Is this what you wanted to do? Hope it helps.
 
janey said:
What do you mean by that? You can copy/paste..but can you be specific about formats and what you mean by combining?

formats .wrd,.pages,.rtf,.txt
combining: the act of combining things to form one thing

and i was thinking more of doing it without going through copy/paste 4 dozen times
 
elisha cuthbert said:
formats .wrd,.pages,.rtf,.txt
combining: the act of combining things to form one thing

and i was thinking more of doing it without going through copy/paste 4 dozen times
yeah, but are they all plaintext files that you want all in one without formatting, or what?

if they're all text files that need to be dumped into one, you can open Terminal.app and type in "cat " (with a space after) and drag/drop all the files in there, and add " > /Users/username/place/to/put/file/filename.txt" to the end, replace username and /place/to/put/file/filename.txt with the appropriate names, and it'll dump it all together for ya.

However, the above does not work if they're not plain text files (.txt), as .doc and the other formats have some extra padding (info about the document) that cant be all jammed together like that.
 
janey said:
yeah, but are they all plaintext files that you want all in one without formatting, or what?

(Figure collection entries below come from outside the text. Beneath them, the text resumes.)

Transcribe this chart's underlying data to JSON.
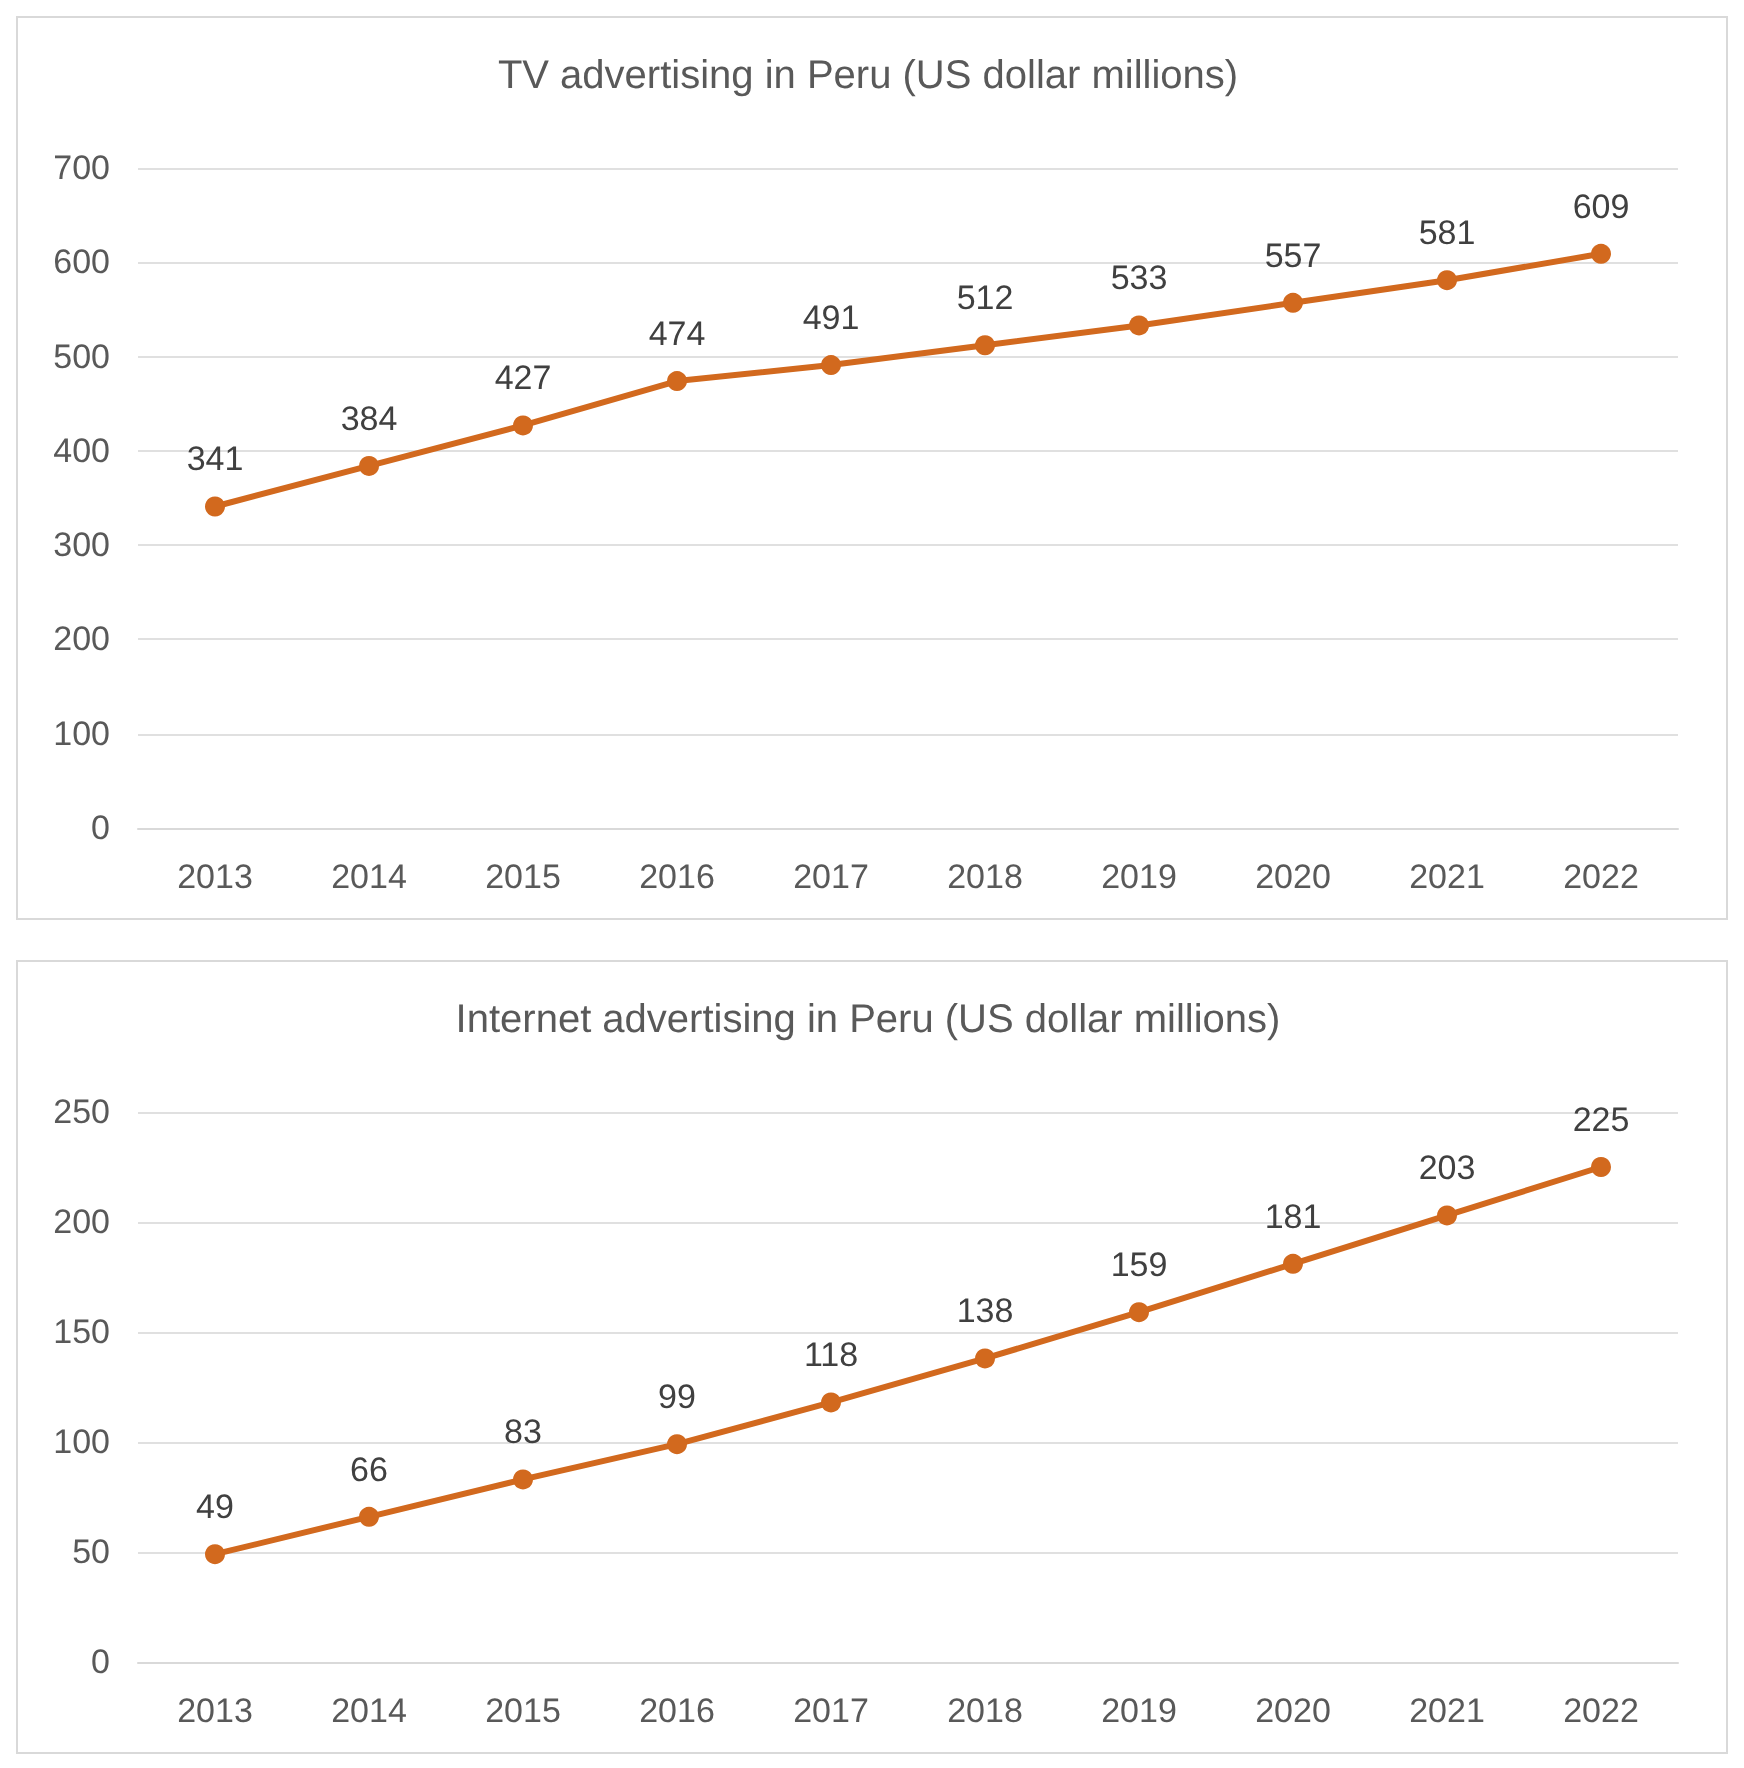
{
  "chart_data": [
    {
      "type": "line",
      "title": "TV advertising in Peru (US dollar millions)",
      "categories": [
        "2013",
        "2014",
        "2015",
        "2016",
        "2017",
        "2018",
        "2019",
        "2020",
        "2021",
        "2022"
      ],
      "series": [
        {
          "color": "#d2691e",
          "values": [
            341,
            384,
            427,
            474,
            491,
            512,
            533,
            557,
            581,
            609
          ]
        }
      ],
      "ylim": [
        0,
        700
      ],
      "yticks": [
        0,
        100,
        200,
        300,
        400,
        500,
        600,
        700
      ],
      "grid": "y",
      "data_labels": true,
      "marker": "circle",
      "line_style": "solid"
    },
    {
      "type": "line",
      "title": "Internet advertising in Peru (US dollar millions)",
      "categories": [
        "2013",
        "2014",
        "2015",
        "2016",
        "2017",
        "2018",
        "2019",
        "2020",
        "2021",
        "2022"
      ],
      "series": [
        {
          "color": "#d2691e",
          "values": [
            49,
            66,
            83,
            99,
            118,
            138,
            159,
            181,
            203,
            225
          ]
        }
      ],
      "ylim": [
        0,
        250
      ],
      "yticks": [
        0,
        50,
        100,
        150,
        200,
        250
      ],
      "grid": "y",
      "data_labels": true,
      "marker": "circle",
      "line_style": "solid"
    }
  ]
}
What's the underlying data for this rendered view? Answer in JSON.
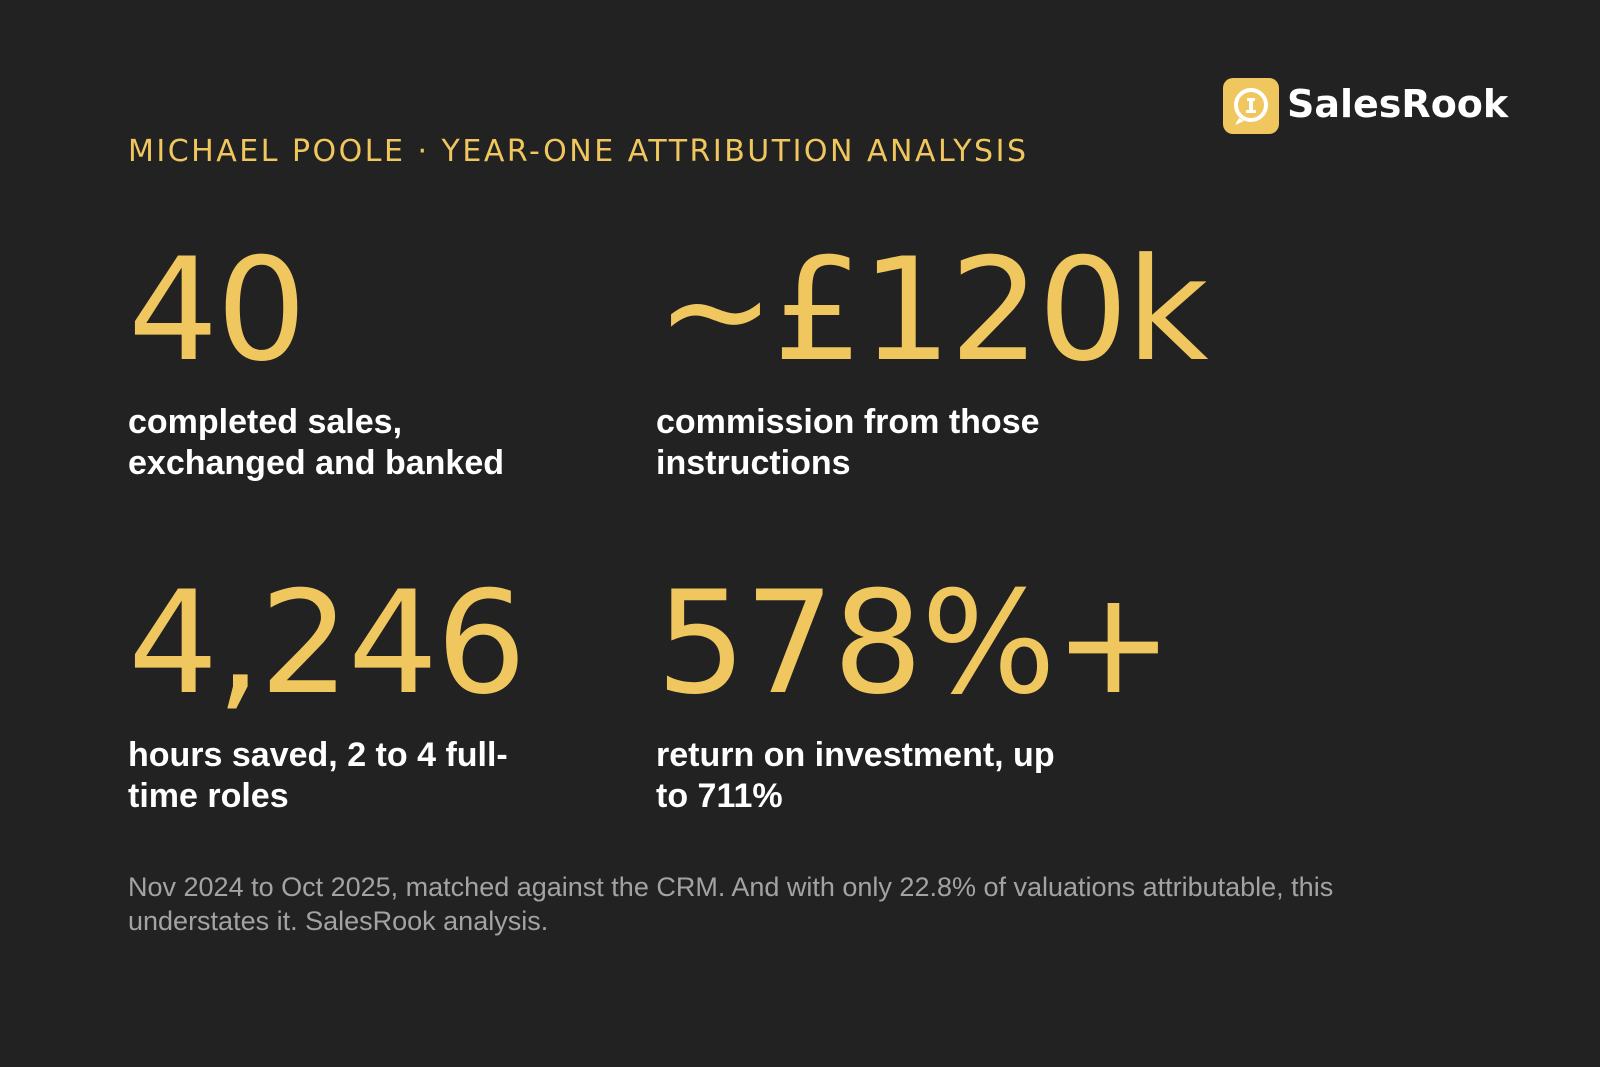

if they're all text files that need to be dumped into one, you can open Terminal.app and type in "cat " (with a space after) and drag/drop all the files in there, and add " > /Users/username/place/to/put/file/filename.txt" to the end, replace username and /place/to/put/file/filename.txt with the appropriate names, and it'll dump it all together for ya.

However, the above does not work if they're not plain text files (.txt), as .doc and the other formats have some extra padding (info about the document) that cant be all jammed together like that.

Ok thanks heaps for that, they are all in rtf format but ill start using txt so i can use terminal for it cause it sounds easy ( and ive always wanted a reason to have terminal in my dock)
 
elisha cuthbert said:
Ok thanks heaps for that, they are all in rtf format but ill start using txt so i can use terminal for it cause it sounds easy ( and ive always wanted a reason to have terminal in my dock)
well the one big downside to that is that you don't get any formatting with regular plain text files. it certainly is easy, but make sure you have newlines at the end so all the text doesn't get smushed together, like
"This is the end of one file.This is the start of another file".
 
janey said:
well the one big downside to that is that you don't get any formatting with regular plain text files. it certainly is easy, but make sure you have newlines at the end so all the text doesn't get smushed together, like
"This is the end of one file.This is the start of another file".

Ok thanks for the help
 
Problem Solved

I just opened pages and thought about drag/drop and draged all the .rtf files onto a blank document and it just put all the text there so everyone that contributed thank you
 
yeah, but are they all plaintext files that you want all in one without formatting, or what?

if they're all text files that need to be dumped into one, you can open Terminal.app and type in "cat " (with a space after) and drag/drop all the files in there, and add " > /Users/username/place/to/put/file/filename.txt" to the end, replace username and /place/to/put/file/filename.txt with the appropriate names, and it'll dump it all together for ya.

However, the above does not work if they're not plain text files (.txt), as .doc and the other formats have some extra padding (info about the document) that cant be all jammed together like that.

I know I'm resurrecting a 2-year old thread but I found the above immensely useful, however the text files I am interested in combining each have a unique identifying number used as the file name. Is there any way in which i can combine the text files and append the file name to each at the same time i.e. so that the file name is alongside the relevant text.